On Mon, Jul 21, 2025 at 12:51:14PM +0530, Rahila Syed wrote:
> This appears to be a valid issue where the Autovacuum worker fails while
> already holding an
> LWLock on one of the pgStatLocal.shared_hash partitions. As a result, when
> we attempt to
> access this table again during proc_exit cleanup in dshash_find, the assert
> is triggered. I haven’t
> yet checked exactly where the lock is acquired within the Autovacuum
> worker, but as Dilip mentioned,
> reviewing where the error occurs in the Autovacuum worker would be helpful.
Per dsm_attach@dsm.c, about the original FATAL message "can't attach
the same segment more than once" that triggers the assertion
afterwards:
* If you're hitting this error, you probably want to attempt to find an
* existing mapping via dsm_find_mapping() before calling dsm_attach() to
* create a new one.
One thing that we could do is to upgrade this FATAL to a PANIC, to get
an idea of the stack where the original problem happens.

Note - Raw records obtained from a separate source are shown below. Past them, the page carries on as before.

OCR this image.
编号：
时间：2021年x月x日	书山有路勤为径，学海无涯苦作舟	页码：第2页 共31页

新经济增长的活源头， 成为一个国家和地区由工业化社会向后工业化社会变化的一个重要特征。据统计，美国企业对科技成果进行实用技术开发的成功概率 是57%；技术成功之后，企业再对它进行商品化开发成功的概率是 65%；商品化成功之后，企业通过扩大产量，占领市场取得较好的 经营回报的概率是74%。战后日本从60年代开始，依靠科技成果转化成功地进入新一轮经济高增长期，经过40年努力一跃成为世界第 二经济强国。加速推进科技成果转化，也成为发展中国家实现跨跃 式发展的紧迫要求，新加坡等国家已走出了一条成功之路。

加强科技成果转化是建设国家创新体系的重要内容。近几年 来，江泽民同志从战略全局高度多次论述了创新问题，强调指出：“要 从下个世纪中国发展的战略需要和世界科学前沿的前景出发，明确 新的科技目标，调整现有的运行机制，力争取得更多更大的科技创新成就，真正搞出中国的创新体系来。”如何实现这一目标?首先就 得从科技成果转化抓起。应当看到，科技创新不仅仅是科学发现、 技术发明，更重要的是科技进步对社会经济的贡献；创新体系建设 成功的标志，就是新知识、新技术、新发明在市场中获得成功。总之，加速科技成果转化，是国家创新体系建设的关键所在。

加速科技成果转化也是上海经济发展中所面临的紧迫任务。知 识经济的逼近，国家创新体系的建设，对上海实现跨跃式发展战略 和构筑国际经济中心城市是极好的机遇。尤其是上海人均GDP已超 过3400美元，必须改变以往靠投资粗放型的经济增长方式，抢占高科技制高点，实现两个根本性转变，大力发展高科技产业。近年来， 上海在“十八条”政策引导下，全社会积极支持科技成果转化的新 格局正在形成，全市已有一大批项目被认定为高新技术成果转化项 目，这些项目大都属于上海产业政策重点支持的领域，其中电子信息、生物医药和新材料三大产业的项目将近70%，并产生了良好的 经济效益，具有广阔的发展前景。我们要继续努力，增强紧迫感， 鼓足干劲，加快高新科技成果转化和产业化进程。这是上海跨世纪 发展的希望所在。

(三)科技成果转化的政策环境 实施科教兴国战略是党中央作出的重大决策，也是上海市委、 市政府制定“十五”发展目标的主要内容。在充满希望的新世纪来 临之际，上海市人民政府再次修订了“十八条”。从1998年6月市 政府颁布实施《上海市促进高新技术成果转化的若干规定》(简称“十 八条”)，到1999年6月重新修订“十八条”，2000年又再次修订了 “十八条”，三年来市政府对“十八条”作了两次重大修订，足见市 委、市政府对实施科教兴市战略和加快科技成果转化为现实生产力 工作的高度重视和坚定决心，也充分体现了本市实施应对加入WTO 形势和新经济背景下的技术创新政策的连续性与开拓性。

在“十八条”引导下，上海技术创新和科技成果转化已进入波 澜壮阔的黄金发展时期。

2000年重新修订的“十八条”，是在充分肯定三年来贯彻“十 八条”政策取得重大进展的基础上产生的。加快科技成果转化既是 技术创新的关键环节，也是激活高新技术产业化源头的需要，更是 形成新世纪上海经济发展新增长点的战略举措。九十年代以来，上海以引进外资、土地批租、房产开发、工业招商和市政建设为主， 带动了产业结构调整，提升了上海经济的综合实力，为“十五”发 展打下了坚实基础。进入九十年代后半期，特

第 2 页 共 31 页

The stack is referencing a backend-level stats getting dropped by an
autovacuum worker as a result of pgstat_drop_entry() done in
pgstat_shutdown_hook(), so it looks like we are reaching a new error
state in v18 that could not happen before within the DSM, as an after
effect of the FATAL causing the autovacuum worker to stop. Never seen
this one. We're already doing stats reports in the
pgstat_report_stat() call with manipulations of the pgstats
dshash while shutting down.
objid at 5015 means that the procnum is set as such. How many
max_connections do you have? It seems like a high number points to a
better reproducibility.
Robins, is that your host with gcc experimental? Could it be possible
to re-run the test with a patched build with the FATAL upgraded to
PANIC and see what happens?
--
Michael